A druid was a member of the high-ranking priestly class in ancient Celtic cultures. Druids were religious leaders as well as legal authorities, adjudicators, lorekeepers, medical professionals and political advisors. Druids left no written accounts. While they were reported to have been literate, they are believed to have been prevented by doctrine from recording their knowledge in written form. Their beliefs and practices are attested in some detail by their contemporaries from other cultures, such as the Romans and the Greeks.
This Saturday morning on the last day of September, an impressively picturesque day lathered with azure sky and uncommonly balmy air, we had the unforeseen privilege to encounter a druid.
Druids are concerned with the natural world and its powers, and considered trees sacred, particularly the oak. Druidism can be described as a shamanic religion, as it relied on a combination of contact with the spirit world and holistic medicines to treat (and sometimes cause) illnesses.
Druidry, sometimes termed Druidism, is a modern spiritual or religious movement that promotes the cultivation of honorable relationships with the physical landscapes, flora, fauna, and diverse peoples of the world, as well as with nature deities, and spirits of nature and place.
While I wouldn’t presume to suggest that the recognition of a druid is by any means self-evident, given the proper circumstances such as to allay even for a fraction of a moment the thriving confusion of the Universe, the individual distinction pierces the ethereal atmosphere and is instantly apparent. This was the case today when, having engaged ourselves in an early morning enterprise dear to my heart (the object of which I prefer not to mention lest I should appear to capitalize upon my fortuity), I found myself as though by sudden magic overhearing a druid speak upon hieratic matters. The overwhelming nutrition of this unanticipated conjunction was instantly felt.
It behooves me to reduce the inexpressible elixir of which I unwittingly imbibed to its earthly ingredients; namely, forthrightness, clarity and functionality. I consider it no small compliment to encounter a man who speaks his mind, motivated neither by vulgarity nor self-improvement, rather by the critical and elemental truths of life.
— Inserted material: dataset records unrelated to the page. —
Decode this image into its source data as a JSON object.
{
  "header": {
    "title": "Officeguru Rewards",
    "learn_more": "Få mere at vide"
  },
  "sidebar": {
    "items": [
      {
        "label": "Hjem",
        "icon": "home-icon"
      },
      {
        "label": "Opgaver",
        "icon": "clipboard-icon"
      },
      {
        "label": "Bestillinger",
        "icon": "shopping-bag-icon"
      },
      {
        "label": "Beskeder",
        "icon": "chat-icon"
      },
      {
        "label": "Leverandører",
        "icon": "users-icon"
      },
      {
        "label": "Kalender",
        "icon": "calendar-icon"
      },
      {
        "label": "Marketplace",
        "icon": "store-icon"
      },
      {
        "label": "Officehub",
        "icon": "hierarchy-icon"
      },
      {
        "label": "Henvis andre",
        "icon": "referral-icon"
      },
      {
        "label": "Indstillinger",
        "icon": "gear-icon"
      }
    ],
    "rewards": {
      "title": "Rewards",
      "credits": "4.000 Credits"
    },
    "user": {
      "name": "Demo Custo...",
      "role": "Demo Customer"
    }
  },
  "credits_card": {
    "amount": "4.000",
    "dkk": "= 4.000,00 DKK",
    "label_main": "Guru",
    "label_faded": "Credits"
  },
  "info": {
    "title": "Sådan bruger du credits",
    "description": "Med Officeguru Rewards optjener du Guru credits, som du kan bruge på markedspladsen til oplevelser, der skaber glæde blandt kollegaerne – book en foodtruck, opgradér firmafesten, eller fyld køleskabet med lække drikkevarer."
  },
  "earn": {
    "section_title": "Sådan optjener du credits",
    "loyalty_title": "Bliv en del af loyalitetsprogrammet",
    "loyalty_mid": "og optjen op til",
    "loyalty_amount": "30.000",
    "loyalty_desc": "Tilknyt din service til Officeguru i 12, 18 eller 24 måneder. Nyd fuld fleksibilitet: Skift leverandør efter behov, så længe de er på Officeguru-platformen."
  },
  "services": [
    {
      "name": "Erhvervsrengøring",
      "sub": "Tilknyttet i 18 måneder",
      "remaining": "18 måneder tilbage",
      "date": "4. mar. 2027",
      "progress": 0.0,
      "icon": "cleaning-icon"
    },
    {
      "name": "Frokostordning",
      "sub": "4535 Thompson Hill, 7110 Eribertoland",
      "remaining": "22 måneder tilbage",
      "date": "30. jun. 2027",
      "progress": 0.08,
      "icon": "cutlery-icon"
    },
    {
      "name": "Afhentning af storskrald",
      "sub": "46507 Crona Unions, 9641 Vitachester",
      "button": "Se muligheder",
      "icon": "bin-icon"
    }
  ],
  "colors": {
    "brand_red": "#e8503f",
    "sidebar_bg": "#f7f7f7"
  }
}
I am reminded for example that the robe of the solicitor is an accessory, a deferral only to superficial expectation rather than any demonstration of internal aptitude.
Such I surmise is the conviction of the druid; namely, substance defeats cosmetics. It can be a hard thesis, not easily or readily digestible. It may promote a vast array of social complications too tedious for the mind to absorb. Yet the druid is undeterred. If inconvenience or everyday incommodious details were the only obstruction, the druid will have nothing to do with it. Instead the druid promotes and affords an unaccustomed spiritual vitality. Nor are these insinuations covered in priestly robes. The druid moves among us often unperceived.